If scarce, specialization becomes viable—but you need unique access to that data. A robotics AI company works if you have robots collecting data. A medical AI company works if you have hospital partnerships.
The framework also reveals when to pivot. If you started specialized in a data-abundant domain, you have two options: go wide fast, or pivot to a domain with genuine data scarcity.

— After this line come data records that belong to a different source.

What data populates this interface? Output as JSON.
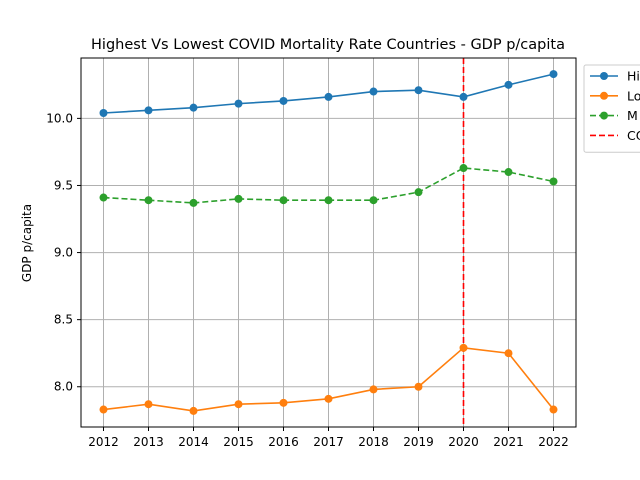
{
  "chart_data": {
    "type": "line",
    "title": "Highest Vs Lowest COVID Mortality Rate Countries - GDP p/capita",
    "xlabel": "",
    "ylabel": "GDP p/capita",
    "x": [
      "2012",
      "2013",
      "2014",
      "2015",
      "2016",
      "2017",
      "2018",
      "2019",
      "2020",
      "2021",
      "2022"
    ],
    "xlim": [
      2011.5,
      2022.5
    ],
    "ylim": [
      7.7,
      10.45
    ],
    "yticks": [
      "8.0",
      "8.5",
      "9.0",
      "9.5",
      "10.0"
    ],
    "grid": true,
    "legend_position": "right",
    "series": [
      {
        "name": "Hi",
        "color": "#1f77b4",
        "style": "solid",
        "marker": "circle",
        "values": [
          10.04,
          10.06,
          10.08,
          10.11,
          10.13,
          10.16,
          10.2,
          10.21,
          10.16,
          10.25,
          10.33
        ]
      },
      {
        "name": "Lo",
        "color": "#ff7f0e",
        "style": "solid",
        "marker": "circle",
        "values": [
          7.83,
          7.87,
          7.82,
          7.87,
          7.88,
          7.91,
          7.98,
          8.0,
          8.29,
          8.25,
          7.83
        ]
      },
      {
        "name": "M",
        "color": "#2ca02c",
        "style": "dashed",
        "marker": "circle",
        "values": [
          9.41,
          9.39,
          9.37,
          9.4,
          9.39,
          9.39,
          9.39,
          9.45,
          9.63,
          9.6,
          9.53
        ]
      }
    ],
    "annotations": [
      {
        "type": "vline",
        "x": 2020,
        "name": "CO",
        "color": "#ff0000",
        "style": "dashed"
      }
    ]
  }
}
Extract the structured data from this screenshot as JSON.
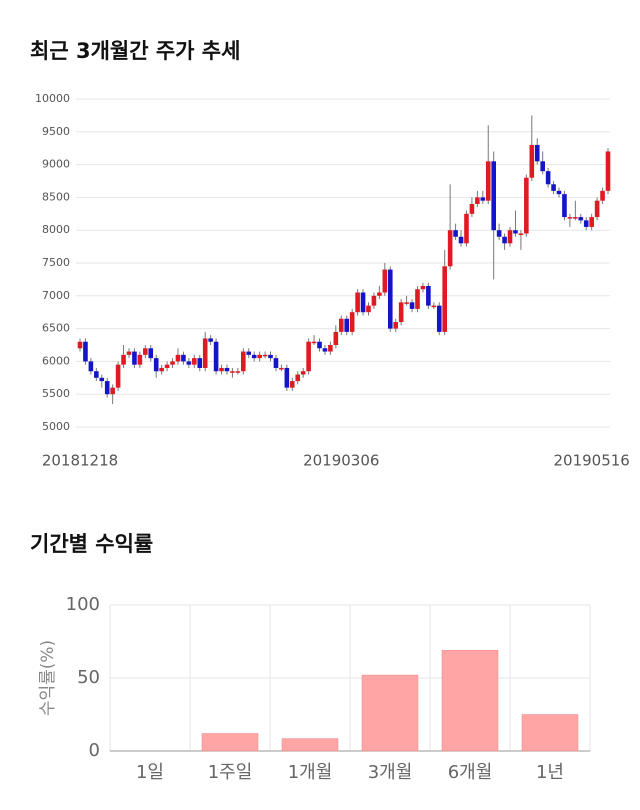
{
  "chart_data": [
    {
      "type": "candlestick",
      "title": "최근 3개월간 주가 추세",
      "categories": [
        "20181218",
        null,
        null,
        null,
        null,
        null,
        null,
        null,
        null,
        null,
        null,
        null,
        null,
        null,
        null,
        null,
        null,
        null,
        null,
        null,
        null,
        null,
        null,
        null,
        null,
        null,
        null,
        null,
        null,
        null,
        null,
        null,
        null,
        null,
        null,
        null,
        null,
        null,
        null,
        null,
        null,
        null,
        null,
        null,
        null,
        null,
        null,
        null,
        "20190306",
        null,
        null,
        null,
        null,
        null,
        null,
        null,
        null,
        null,
        null,
        null,
        null,
        null,
        null,
        null,
        null,
        null,
        null,
        null,
        null,
        null,
        null,
        null,
        null,
        null,
        null,
        null,
        null,
        null,
        null,
        null,
        null,
        null,
        null,
        null,
        null,
        null,
        null,
        null,
        null,
        null,
        null,
        null,
        null,
        null,
        "20190516",
        null,
        null,
        null
      ],
      "open": [
        6200,
        6300,
        6000,
        5850,
        5750,
        5700,
        5500,
        5600,
        5950,
        6100,
        6150,
        5950,
        6100,
        6200,
        6050,
        5850,
        5900,
        5950,
        6000,
        6100,
        6000,
        5950,
        6050,
        5900,
        6350,
        6300,
        5850,
        5900,
        5850,
        5850,
        5850,
        6150,
        6100,
        6050,
        6100,
        6100,
        6050,
        5900,
        5900,
        5600,
        5700,
        5800,
        5850,
        6300,
        6300,
        6200,
        6150,
        6250,
        6450,
        6650,
        6450,
        6750,
        7050,
        6750,
        6850,
        7000,
        7050,
        7400,
        6500,
        6600,
        6900,
        6900,
        6800,
        7100,
        7150,
        6850,
        6850,
        6450,
        7450,
        8000,
        7900,
        7800,
        8250,
        8400,
        8500,
        8450,
        9050,
        8000,
        7900,
        7800,
        8000,
        7950,
        7950,
        8800,
        9300,
        9050,
        8900,
        8700,
        8600,
        8550,
        8200,
        8200,
        8200,
        8150,
        8050,
        8200,
        8450,
        8600
      ],
      "high": [
        6350,
        6350,
        6050,
        5900,
        5800,
        5750,
        5650,
        6000,
        6250,
        6200,
        6200,
        6150,
        6250,
        6250,
        6100,
        5950,
        6000,
        6050,
        6200,
        6150,
        6050,
        6100,
        6100,
        6450,
        6400,
        6350,
        5950,
        5950,
        5900,
        5900,
        6200,
        6200,
        6150,
        6150,
        6150,
        6150,
        6100,
        5950,
        5950,
        5750,
        5850,
        5900,
        6350,
        6400,
        6350,
        6250,
        6300,
        6550,
        6700,
        6700,
        6800,
        7100,
        7100,
        6900,
        7050,
        7150,
        7500,
        7450,
        6650,
        6950,
        7000,
        6950,
        7150,
        7200,
        7200,
        6900,
        6900,
        7700,
        8700,
        8100,
        8000,
        8300,
        8500,
        8600,
        8600,
        9600,
        9200,
        8100,
        7950,
        8050,
        8300,
        8000,
        8850,
        9750,
        9400,
        9200,
        8950,
        8750,
        8650,
        8600,
        8250,
        8450,
        8250,
        8200,
        8250,
        8500,
        8650,
        9250
      ],
      "low": [
        6150,
        5950,
        5800,
        5700,
        5600,
        5450,
        5350,
        5550,
        5900,
        6050,
        5900,
        5900,
        6050,
        6000,
        5750,
        5800,
        5850,
        5900,
        5950,
        5950,
        5900,
        5900,
        5850,
        5850,
        6250,
        5800,
        5800,
        5800,
        5750,
        5800,
        5800,
        6050,
        6000,
        6000,
        6050,
        6000,
        5850,
        5850,
        5550,
        5550,
        5650,
        5750,
        5800,
        6250,
        6150,
        6100,
        6100,
        6200,
        6400,
        6400,
        6400,
        6700,
        6700,
        6700,
        6800,
        6950,
        7000,
        6450,
        6450,
        6550,
        6850,
        6750,
        6750,
        7050,
        6800,
        6800,
        6400,
        6400,
        7400,
        7850,
        7750,
        7750,
        8200,
        8350,
        8400,
        8400,
        7250,
        7850,
        7700,
        7750,
        7900,
        7700,
        7900,
        8750,
        9000,
        8850,
        8650,
        8550,
        8500,
        8150,
        8050,
        8150,
        8100,
        8000,
        8000,
        8150,
        8400,
        8550
      ],
      "close": [
        6300,
        6000,
        5850,
        5750,
        5700,
        5500,
        5600,
        5950,
        6100,
        6150,
        5950,
        6100,
        6200,
        6050,
        5850,
        5900,
        5950,
        6000,
        6100,
        6000,
        5950,
        6050,
        5900,
        6350,
        6300,
        5850,
        5900,
        5850,
        5850,
        5850,
        6150,
        6100,
        6050,
        6100,
        6100,
        6050,
        5900,
        5900,
        5600,
        5700,
        5800,
        5850,
        6300,
        6300,
        6200,
        6150,
        6250,
        6450,
        6650,
        6450,
        6750,
        7050,
        6750,
        6850,
        7000,
        7050,
        7400,
        6500,
        6600,
        6900,
        6900,
        6800,
        7100,
        7150,
        6850,
        6850,
        6450,
        7450,
        8000,
        7900,
        7800,
        8250,
        8400,
        8500,
        8450,
        9050,
        8000,
        7900,
        7800,
        8000,
        7950,
        7950,
        8800,
        9300,
        9050,
        8900,
        8700,
        8600,
        8550,
        8200,
        8200,
        8200,
        8150,
        8050,
        8200,
        8450,
        8600,
        9200
      ],
      "up_color": "#e01a22",
      "down_color": "#1414c8",
      "ylim": [
        5000,
        10000
      ],
      "yticks": [
        5000,
        5500,
        6000,
        6500,
        7000,
        7500,
        8000,
        8500,
        9000,
        9500,
        10000
      ],
      "grid": true
    },
    {
      "type": "bar",
      "title": "기간별 수익률",
      "y_label": "수익률(%)",
      "categories": [
        "1일",
        "1주일",
        "1개월",
        "3개월",
        "6개월",
        "1년"
      ],
      "values": [
        0,
        12,
        8.5,
        52,
        69,
        25
      ],
      "color": "#ffa5a5",
      "ylim": [
        0,
        100
      ],
      "yticks": [
        0,
        50,
        100
      ],
      "grid": true
    }
  ]
}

What Ask-AI’s Choice Reveals
Ask-AI chose the wide path deliberately. Customer support is their entry point, not their destination. “The CRM even today only shows you part of the customer and not the whole customer, right? Not everything you want to know. By the way, companies like Gainsight, their whole thing to fame is to do that, to bring everything together so that you see your whole customer,” Alon explains. “But AI would just start that. Like it would bring in all your company data, bring in all the channels, see kind of a 360, and that will be your real CRM record for the account.”
They’re using customer support as the wedge to become the enterprise intelligence layer. The strategy isn’t to own support tickets—it’s to aggregate enough enterprise data across enough functions that they become the system of record.
The Brutal Honesty Founders Need
What makes Alon’s framework valuable isn’t just the binary choice—it’s the honesty about moat scarcity. Most AI founders are selling investors and themselves on defensibility that doesn’t exist. They’re building in the middle ground, hoping network effects or brand or first-mover advantage will protect them.
Alon’s message is clear: those advantages matter less in AI than in traditional SaaS. AI generalizes too well. Foundation models improve too fast. The middle ground collapses too quickly.
Choose wide or choose data scarcity. Everything else is hoping the rules don’t apply to you.